Estilisticamente, a apóstrofe e a comparação dos versos 1 e 2 («Gato que
brincas na rua / Como se fosse na cama») traduzem a despreocupação do gato por se
tratar de um animal irracional, que se comporta “na rua”, ou seja, no exterior e no
contacto com os outros, com a mesma naturalidade com que procederia “na cama”,
realçando-se assim a ausência de convenções na atuação do bicho, que vive apenas
segundo a sua vontade e os instintos próprios de animal irracional. A personificação do
gato acentua o contraste entre a inconsciência do animal e a consciência do sujeito
poético, que lhe provoca dor – a dor de pensar. A metáfora «Bom servo das leis fatais»
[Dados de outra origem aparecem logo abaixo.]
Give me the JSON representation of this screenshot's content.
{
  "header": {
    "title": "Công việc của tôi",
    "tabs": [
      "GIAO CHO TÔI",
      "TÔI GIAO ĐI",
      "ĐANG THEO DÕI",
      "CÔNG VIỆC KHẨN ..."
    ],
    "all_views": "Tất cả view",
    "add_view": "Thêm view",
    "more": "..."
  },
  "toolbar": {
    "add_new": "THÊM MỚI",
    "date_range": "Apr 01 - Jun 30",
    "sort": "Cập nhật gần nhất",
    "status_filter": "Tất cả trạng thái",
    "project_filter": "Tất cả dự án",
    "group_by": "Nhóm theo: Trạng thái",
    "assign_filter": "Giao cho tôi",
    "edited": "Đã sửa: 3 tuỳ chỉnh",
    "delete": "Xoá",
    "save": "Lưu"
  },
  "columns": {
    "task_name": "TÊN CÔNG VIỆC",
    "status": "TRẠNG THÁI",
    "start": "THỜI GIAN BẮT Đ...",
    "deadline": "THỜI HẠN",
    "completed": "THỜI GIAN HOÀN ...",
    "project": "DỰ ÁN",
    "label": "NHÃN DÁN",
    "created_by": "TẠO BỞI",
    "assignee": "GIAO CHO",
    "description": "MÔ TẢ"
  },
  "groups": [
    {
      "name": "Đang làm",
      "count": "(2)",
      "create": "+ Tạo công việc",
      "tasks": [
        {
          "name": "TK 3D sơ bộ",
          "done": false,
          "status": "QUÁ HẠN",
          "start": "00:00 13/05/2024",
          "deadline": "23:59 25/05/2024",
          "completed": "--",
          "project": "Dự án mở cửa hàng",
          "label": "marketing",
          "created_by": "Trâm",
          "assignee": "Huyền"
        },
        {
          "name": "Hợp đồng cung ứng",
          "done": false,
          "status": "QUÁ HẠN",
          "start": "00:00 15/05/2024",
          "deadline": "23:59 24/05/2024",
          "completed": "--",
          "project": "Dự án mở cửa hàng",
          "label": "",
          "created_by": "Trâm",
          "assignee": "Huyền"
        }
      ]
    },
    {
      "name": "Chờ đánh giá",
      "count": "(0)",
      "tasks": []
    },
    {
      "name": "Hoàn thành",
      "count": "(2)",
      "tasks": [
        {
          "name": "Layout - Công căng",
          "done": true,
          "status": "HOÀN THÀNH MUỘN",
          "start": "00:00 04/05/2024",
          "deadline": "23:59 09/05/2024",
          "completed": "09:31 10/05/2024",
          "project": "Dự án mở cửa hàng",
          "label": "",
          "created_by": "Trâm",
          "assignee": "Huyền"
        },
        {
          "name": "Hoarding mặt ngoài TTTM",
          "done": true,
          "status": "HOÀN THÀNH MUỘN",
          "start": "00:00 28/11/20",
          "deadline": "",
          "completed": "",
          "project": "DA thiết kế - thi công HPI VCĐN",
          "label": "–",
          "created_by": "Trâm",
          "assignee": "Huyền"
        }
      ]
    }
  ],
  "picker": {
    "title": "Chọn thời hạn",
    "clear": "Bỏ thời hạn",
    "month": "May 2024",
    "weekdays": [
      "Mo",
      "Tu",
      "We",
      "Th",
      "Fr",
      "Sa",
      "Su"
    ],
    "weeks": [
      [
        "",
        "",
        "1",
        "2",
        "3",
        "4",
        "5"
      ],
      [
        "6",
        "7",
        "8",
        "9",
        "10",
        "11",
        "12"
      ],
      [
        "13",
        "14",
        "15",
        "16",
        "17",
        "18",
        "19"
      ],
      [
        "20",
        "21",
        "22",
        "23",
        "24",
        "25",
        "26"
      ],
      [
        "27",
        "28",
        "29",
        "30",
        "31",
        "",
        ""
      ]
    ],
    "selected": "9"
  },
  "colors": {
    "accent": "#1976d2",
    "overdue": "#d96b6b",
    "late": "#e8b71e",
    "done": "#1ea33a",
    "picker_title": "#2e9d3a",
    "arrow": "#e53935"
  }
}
remete para a inconsciência do gato, o seu caráter instintivo e a aceitação calma do
destino. As antíteses são diversas e giram todas em torno da oposição gato (guiado
pelos instintos, livre e feliz) / sujeito poético (angustiado, infeliz e torturado pela dor
de pensar, porque guiado pelo pensamento): consciência / inconsciência, pensar /
sentir; prisão / liberdade, angústia / alegria, felicidade / infelicidade. Todas elas
apontam para as diferenças entre o sujeito poético e o gato. O paradoxo que finaliza o
poema («Eu vejo-me e estou sem mim, / Conheço-me e não sou eu.» - vv. 11-12 e vv.
9-12) sugere a procura do autoconhecimento, a racionalização e a estranheza face a si
mesmo, porque despersonalizado e fragmentado, e realça a oposição entre a
inconsciência do gato e a consciência do sujeito poético.

O vocabulário é simples e com valor denotativo. Por último, nota para as


orações subordinadas causais:
. «Porque nem sorte se chama» (v. 4): a justificação da inveja da sorte do gato, pelo
facto de este desconhecer o significado de sorte;
. «Que tens instintos gerais» (v. 7): apresenta a razão de o gato ser um cumpridor do
destino;
. «És feliz porque és assim» (v. 9): traduz a razão da felicidade do gato (sentir).